We have presented novel results on how to exploit the structure of the arm set in multi-armed bandit. In particular, we consider the case where by pulling one action additional information is transferred from its neighbors. We show improve regret bounds in this setting.
Efficient Learning by Implicit Exploration in Bandit Problems with Side Observations (Tomáš Kocák, Gergely Neu, Michal Valko, Rémi Munos)

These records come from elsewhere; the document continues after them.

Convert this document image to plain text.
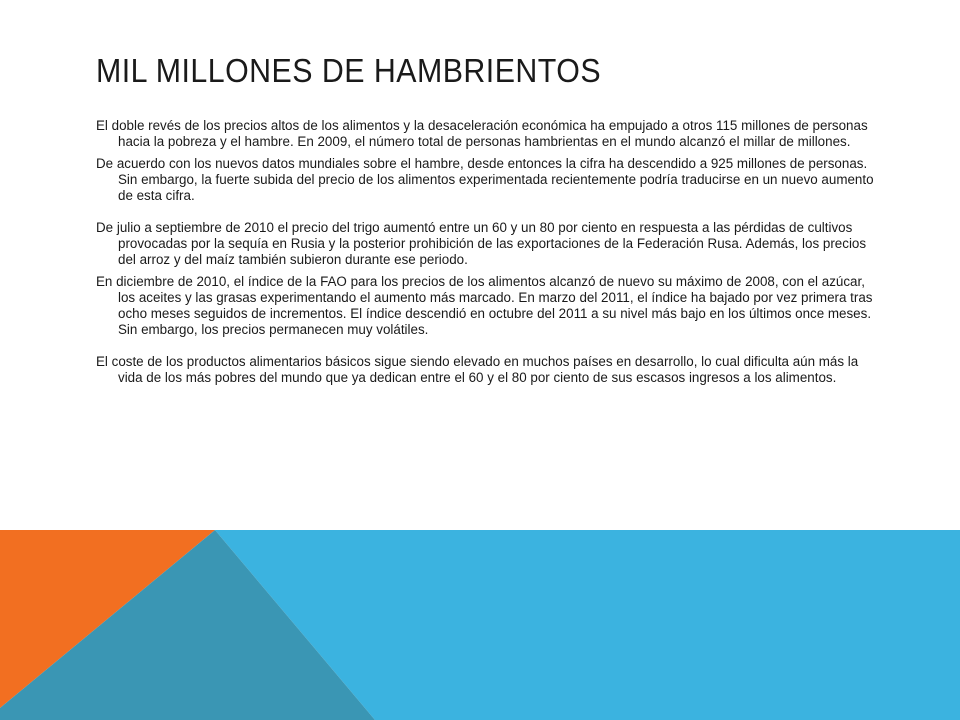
MIL MILLONES DE HAMBRIENTOS

El doble revés de los precios altos de los alimentos y la desaceleración económica ha empujado a otros 115 millones de personas hacia la pobreza y el hambre. En 2009, el número total de personas hambrientas en el mundo alcanzó el millar de millones.

De acuerdo con los nuevos datos mundiales sobre el hambre, desde entonces la cifra ha descendido a 925 millones de personas. Sin embargo, la fuerte subida del precio de los alimentos experimentada recientemente podría traducirse en un nuevo aumento de esta cifra.
De julio a septiembre de 2010 el precio del trigo aumentó entre un 60 y un 80 por ciento en respuesta a las pérdidas de cultivos provocadas por la sequía en Rusia y la posterior prohibición de las exportaciones de la Federación Rusa. Además, los precios del arroz y del maíz también subieron durante ese periodo.

En diciembre de 2010, el índice de la FAO para los precios de los alimentos alcanzó de nuevo su máximo de 2008, con el azúcar, los aceites y las grasas experimentando el aumento más marcado. En marzo del 2011, el índice ha bajado por vez primera tras ocho meses seguidos de incrementos. El índice descendió en octubre del 2011 a su nivel más bajo en los últimos once meses. Sin embargo, los precios permanecen muy volátiles.
El coste de los productos alimentarios básicos sigue siendo elevado en muchos países en desarrollo, lo cual dificulta aún más la vida de los más pobres del mundo que ya dedican entre el 60 y el 80 por ciento de sus escasos ingresos a los alimentos.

We consider online learning problems under a partial observability model capturing situations where the information conveyed to the learner is between full information and bandit feedback. In the simplest variant, we assume that in addition to its own loss, the learner also gets to observe losses of some other actions. The revealed losses depend on the learner’s action and a directed observation system chosen by the environment. For this setting, we propose the first algorithm that enjoys near-optimal regret guarantees without having to know the observation system before selecting its actions. Along similar lines, we also define a new partial information setting that models online combinatorial optimization problems where the feedback received by the learner is between semi-bandit and full feedback. As the predictions of our first algorithm cannot be always computed efficiently in this setting, we propose another algorithm with similar properties and with the benefit of always being computationally efficient, at the price of a slightly more complicated tuning mechanism. Both algorithms rely on a novel exploration strategy called implicit exploration, which is shown to be more efficient both computationally and information-theoretically than previously studied exploration strategies for the problem.